Lindquist also traced changes in the College curriculum, noting Professor of English Phyllis Mannocchi's first gay-lesbian-oriented course, offered in 1985. Amid outbreaks of homophobic graffiti and other, more subtle forms of harassment, faculty expanded the course offerings to increase students' exposure to alternative lifestyles.

Lindquist said her experience doing the research was both discouraging and heartening. She felt it was important to capture the history of these issues, to tell "the untold story." She also wanted to remain a historian, detached from her subject, but found herself moved by the stories she heard. Sometimes she was so saddened by accounts of discrimination, some decades-old but still heart-rending, that she would want to take a break. "There were days when I said, 'I can't work on this today.'"

But she said she was encouraged when she received responses from every person she contacted about the project and by the fact that no one on campus ever asked her, "Why are you studying that?" Her father, a Massachusetts business owner she described as "conservative" and initially surprised by her choice of topic, ultimately urged her to forge ahead when she was discouraged. "He said, 'This is something important. It's something that means a lot to people,'" Lindquist said.
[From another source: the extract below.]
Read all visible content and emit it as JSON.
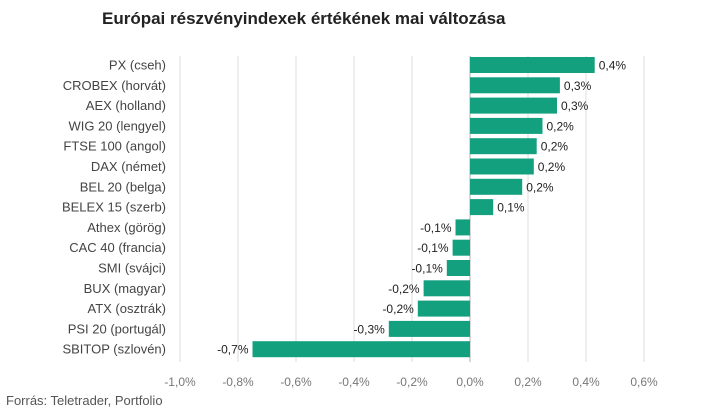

She predicts that the protests of the Coalition for Institutional Responsibility in 2002 will not have been in vain and that future generations at Colby will benefit from that group and other pioneers. Lindquist quotes an alumnus from the Class of 1969 who told her, "Colby still struggles with its soul."

Lindquist, who will teach at the Taft School in Connecticut in the fall, also quotes Martin Luther King Jr., who said, "All progress is precarious. . . " Her thesis concludes, "Indeed, it seems that each time the College makes a step forward in fighting discrimination, another obstacle appears, daring us to keep fighting, to keep working for change."